Já sabia cantar os numerais de um até dez. Enumerava-os num único suspiro, sem pestanejar. Era alguém perguntar e ouvir a resposta: “um-dois-três-quatro-cinco-seis-sete-oito-nove-dez!”. E lá surgia o trenzinho carreado de pueril emoção. Piuí, piuí. Tchuk, tchuk... Piuí, piuí. Tchuk, tchuk... Perguntavam novamente e lá vinha ele, o comboio decimal: “um-dois-três-quatro-cinco-seis-sete-oito-nove-dez!”. Os pais sorriam. A família se alegrava com as peraltices de Loló. Agora, ela os estava identificando, quantificando-os e percebendo as relações entre eles num processo lúdico encantador.

Na sexta-feira, após o final dos festejos carnavalescos, a professora Lalá passou tarefinha para os alunos:

– Vocês trarão na próxima segunda-feira os dez numerais, pintadinhos e bem lindos! Quero ver quem vai caprichar na letra e na escolha das cores! As cores dão sentido à vida e passam emoções que desconhecemos por causa da pressa. Pintem com amor, sem correria, estamos combinados turminha? Tenham todos um bom dia e divirtam-se em casa com os pais.

– Bom dia, tia! – disseram, felizes.

Loló preferia chamar a tia de professora, mas seguiu a carruagem dos coleguinhas. Fez parte do coro de vozes infantis e soltou um “Bom dia!” cheio de ternura para a tia. Afinal, as professoras merecem bons dias e dias bons, sempre!

Loló, radiante como a luz do dia, chega a casa:

– Mamãe, a professora passou tarefinha para mim. Dos numerais.

– Que legal! Vamos ver?

– Vamos, mamãe!

– Esse é o numeral “1”. Esse é o numeral “2”... E esse é o numeral “Zero”!

– Isso mesmo! Nossa, você aprendeu todos, direitinho! Parabéns!

– A professora pediu para pintar os numerais bem lindo, sabia? Agora sai, mamãe, que vou pintar sozinha...

– Está certo. Faça como a professora pediu e capriche.

Depois de alguns minutos a pequena se aproxima da mãe, toda feliz e, com ar de vencedora, mostra a tarefinha pronta – todos os numerais estavam pintadinhos.

– Por que você fez uma casinha ao lado de todos os numerais? A tia só pediu os numerais, filha!

– Ah, mamãe!
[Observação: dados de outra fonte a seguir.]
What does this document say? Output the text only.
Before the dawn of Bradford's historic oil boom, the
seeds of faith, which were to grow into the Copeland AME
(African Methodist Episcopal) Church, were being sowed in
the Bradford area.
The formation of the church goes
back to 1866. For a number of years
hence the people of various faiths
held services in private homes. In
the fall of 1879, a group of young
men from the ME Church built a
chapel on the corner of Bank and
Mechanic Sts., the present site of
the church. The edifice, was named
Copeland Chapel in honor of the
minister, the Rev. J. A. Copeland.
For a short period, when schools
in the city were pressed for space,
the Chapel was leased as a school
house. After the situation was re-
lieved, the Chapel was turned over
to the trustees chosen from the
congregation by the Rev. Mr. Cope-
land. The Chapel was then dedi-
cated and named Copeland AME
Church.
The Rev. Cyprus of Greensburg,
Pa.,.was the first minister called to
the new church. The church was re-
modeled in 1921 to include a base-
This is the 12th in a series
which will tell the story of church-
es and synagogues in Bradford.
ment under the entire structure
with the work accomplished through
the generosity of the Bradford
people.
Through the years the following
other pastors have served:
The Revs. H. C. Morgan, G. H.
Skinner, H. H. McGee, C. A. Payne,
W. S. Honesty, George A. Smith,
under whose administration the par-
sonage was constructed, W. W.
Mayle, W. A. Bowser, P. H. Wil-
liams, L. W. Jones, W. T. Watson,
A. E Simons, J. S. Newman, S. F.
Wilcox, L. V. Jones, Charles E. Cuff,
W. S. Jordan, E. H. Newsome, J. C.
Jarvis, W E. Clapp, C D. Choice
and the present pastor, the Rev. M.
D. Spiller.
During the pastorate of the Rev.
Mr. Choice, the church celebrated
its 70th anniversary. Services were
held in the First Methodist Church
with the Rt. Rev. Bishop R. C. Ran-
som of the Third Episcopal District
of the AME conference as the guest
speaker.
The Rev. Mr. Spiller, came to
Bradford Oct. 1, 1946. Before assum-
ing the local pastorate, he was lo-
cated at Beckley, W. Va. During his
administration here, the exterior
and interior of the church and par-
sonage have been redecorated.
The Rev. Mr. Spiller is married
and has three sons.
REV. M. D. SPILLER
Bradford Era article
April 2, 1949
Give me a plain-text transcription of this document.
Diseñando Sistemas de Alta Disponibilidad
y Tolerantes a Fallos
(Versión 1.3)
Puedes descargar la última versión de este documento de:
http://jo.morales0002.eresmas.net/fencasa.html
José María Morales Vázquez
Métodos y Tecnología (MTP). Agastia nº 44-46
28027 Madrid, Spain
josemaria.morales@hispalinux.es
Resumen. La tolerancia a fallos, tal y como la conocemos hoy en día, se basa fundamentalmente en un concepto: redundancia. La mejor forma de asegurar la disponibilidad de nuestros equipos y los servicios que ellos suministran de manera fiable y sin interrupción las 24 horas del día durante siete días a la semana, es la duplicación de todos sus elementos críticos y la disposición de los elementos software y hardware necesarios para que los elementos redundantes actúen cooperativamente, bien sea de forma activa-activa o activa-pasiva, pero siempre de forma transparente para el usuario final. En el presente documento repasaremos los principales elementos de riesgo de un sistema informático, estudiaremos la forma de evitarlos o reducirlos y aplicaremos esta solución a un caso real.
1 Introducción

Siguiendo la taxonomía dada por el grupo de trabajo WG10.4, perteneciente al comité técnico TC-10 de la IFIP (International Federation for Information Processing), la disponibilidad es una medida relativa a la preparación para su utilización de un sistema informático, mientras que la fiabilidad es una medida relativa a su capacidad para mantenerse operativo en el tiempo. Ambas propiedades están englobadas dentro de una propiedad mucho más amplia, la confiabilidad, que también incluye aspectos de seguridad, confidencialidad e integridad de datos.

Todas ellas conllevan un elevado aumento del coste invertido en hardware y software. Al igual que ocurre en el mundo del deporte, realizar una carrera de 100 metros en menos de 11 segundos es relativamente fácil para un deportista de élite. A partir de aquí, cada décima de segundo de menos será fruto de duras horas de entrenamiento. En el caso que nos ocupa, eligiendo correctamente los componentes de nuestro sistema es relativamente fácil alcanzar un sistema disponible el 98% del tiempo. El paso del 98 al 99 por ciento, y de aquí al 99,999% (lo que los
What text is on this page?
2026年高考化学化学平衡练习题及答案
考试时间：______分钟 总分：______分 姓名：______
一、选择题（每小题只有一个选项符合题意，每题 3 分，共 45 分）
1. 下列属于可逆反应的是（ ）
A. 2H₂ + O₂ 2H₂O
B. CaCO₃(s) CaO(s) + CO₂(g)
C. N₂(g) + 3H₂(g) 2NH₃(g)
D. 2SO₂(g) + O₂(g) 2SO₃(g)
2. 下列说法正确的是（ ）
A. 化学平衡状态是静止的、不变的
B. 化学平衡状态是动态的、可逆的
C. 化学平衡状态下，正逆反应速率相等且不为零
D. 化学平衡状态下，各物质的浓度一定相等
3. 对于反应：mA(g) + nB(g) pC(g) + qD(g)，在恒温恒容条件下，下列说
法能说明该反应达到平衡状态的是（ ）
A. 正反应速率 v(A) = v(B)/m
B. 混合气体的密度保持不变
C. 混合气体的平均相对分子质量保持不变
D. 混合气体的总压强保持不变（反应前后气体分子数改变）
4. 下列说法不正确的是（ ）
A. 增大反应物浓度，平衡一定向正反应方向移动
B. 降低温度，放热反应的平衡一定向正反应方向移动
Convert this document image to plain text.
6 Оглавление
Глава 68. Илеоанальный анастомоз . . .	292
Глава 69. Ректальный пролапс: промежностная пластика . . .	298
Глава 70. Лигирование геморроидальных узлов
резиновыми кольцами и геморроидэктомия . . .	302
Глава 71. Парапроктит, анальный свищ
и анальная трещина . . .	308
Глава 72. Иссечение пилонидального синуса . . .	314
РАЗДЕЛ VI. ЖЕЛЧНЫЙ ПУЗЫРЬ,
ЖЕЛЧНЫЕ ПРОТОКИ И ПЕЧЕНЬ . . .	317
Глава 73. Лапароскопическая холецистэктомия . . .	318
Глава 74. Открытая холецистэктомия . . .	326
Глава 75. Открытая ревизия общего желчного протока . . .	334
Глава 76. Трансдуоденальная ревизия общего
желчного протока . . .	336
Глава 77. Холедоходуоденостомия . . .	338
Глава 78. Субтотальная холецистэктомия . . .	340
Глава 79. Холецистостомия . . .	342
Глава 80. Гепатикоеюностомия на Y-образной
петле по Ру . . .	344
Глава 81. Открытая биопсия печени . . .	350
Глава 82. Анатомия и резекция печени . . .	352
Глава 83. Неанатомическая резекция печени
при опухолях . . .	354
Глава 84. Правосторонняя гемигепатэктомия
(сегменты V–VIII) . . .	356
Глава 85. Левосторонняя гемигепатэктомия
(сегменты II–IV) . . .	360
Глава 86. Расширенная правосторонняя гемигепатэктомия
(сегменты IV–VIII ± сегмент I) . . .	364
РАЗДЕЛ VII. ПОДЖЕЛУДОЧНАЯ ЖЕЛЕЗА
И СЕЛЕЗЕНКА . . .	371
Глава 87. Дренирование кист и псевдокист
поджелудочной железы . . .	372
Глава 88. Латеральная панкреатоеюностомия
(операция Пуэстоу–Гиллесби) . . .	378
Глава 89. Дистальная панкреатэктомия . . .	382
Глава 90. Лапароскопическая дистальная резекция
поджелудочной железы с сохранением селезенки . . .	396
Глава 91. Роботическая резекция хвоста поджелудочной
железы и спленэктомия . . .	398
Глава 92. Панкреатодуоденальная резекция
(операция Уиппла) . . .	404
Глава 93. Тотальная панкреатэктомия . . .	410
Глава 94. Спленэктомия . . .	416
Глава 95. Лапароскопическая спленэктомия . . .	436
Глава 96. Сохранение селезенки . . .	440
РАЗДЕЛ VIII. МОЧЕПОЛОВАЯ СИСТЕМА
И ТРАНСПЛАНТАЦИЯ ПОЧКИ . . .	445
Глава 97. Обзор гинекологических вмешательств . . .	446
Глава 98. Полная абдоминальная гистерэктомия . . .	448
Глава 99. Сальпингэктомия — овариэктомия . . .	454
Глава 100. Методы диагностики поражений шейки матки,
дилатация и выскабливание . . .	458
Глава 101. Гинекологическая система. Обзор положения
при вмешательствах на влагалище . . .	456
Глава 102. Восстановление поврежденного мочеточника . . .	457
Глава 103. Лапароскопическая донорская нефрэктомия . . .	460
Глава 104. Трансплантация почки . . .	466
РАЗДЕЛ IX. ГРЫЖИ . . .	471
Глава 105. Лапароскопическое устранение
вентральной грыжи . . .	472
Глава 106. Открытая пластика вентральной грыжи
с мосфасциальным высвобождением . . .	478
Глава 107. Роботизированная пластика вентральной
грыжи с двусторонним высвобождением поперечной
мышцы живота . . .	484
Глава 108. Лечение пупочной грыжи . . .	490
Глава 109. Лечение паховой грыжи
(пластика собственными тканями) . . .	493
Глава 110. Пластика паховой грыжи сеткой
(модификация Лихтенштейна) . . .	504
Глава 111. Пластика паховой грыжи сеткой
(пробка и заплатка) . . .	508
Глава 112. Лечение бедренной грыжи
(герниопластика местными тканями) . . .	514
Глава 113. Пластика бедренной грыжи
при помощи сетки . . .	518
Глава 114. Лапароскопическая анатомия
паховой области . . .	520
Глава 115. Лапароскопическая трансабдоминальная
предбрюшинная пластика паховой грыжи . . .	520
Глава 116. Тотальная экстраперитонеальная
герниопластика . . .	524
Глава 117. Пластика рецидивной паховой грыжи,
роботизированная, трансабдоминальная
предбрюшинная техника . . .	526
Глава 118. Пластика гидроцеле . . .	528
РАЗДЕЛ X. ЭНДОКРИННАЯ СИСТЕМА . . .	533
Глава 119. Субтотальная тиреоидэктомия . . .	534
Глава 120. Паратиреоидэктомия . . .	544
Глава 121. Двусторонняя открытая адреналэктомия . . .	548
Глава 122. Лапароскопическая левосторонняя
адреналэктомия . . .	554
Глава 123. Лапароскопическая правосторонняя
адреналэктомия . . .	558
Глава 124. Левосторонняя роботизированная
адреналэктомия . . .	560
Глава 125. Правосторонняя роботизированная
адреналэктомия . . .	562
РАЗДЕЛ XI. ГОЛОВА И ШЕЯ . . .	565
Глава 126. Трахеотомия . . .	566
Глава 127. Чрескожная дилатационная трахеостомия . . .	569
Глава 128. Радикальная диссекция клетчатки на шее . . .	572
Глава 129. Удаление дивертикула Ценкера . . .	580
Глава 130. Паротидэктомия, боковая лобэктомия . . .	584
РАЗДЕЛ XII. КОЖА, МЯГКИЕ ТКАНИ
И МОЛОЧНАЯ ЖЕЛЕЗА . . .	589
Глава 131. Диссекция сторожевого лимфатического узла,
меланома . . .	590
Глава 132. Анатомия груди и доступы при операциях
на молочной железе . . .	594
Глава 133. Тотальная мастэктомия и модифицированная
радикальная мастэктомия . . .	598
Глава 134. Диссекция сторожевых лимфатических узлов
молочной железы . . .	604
Quando a gente nasce, e é pequena, a vida ainda é muito simples. É assim bem retinha, tem apenas uma dobrinha pequenina como o numeral “1”. Se estivermos em perigo, a gente foge e chega à casa dos pais, rapidinho! A felicidade das criancinhas está na casa dos pais, não está, mamãe?

– Claro que os pais devem proteger os filhos, meu amor! Por que outra casinha no numeral dois, bebê?

– Gente grande não entende nada! Depois, mamãe, a gente não vai crescendo, não é? Então aparece outra curvinha maior, bem grandona assim, ó! Vamos ficando longe de casa, mas ainda voltamos! Ficamos felizes e seguras. E assim continua no numeral “3”, no numeral “4”... Mais curvas, mais distante de casa, mas sempre reencontrando o caminho de volta e a felicidade no lar.

– Por que você não fez a casinha no numeral Zero, hein?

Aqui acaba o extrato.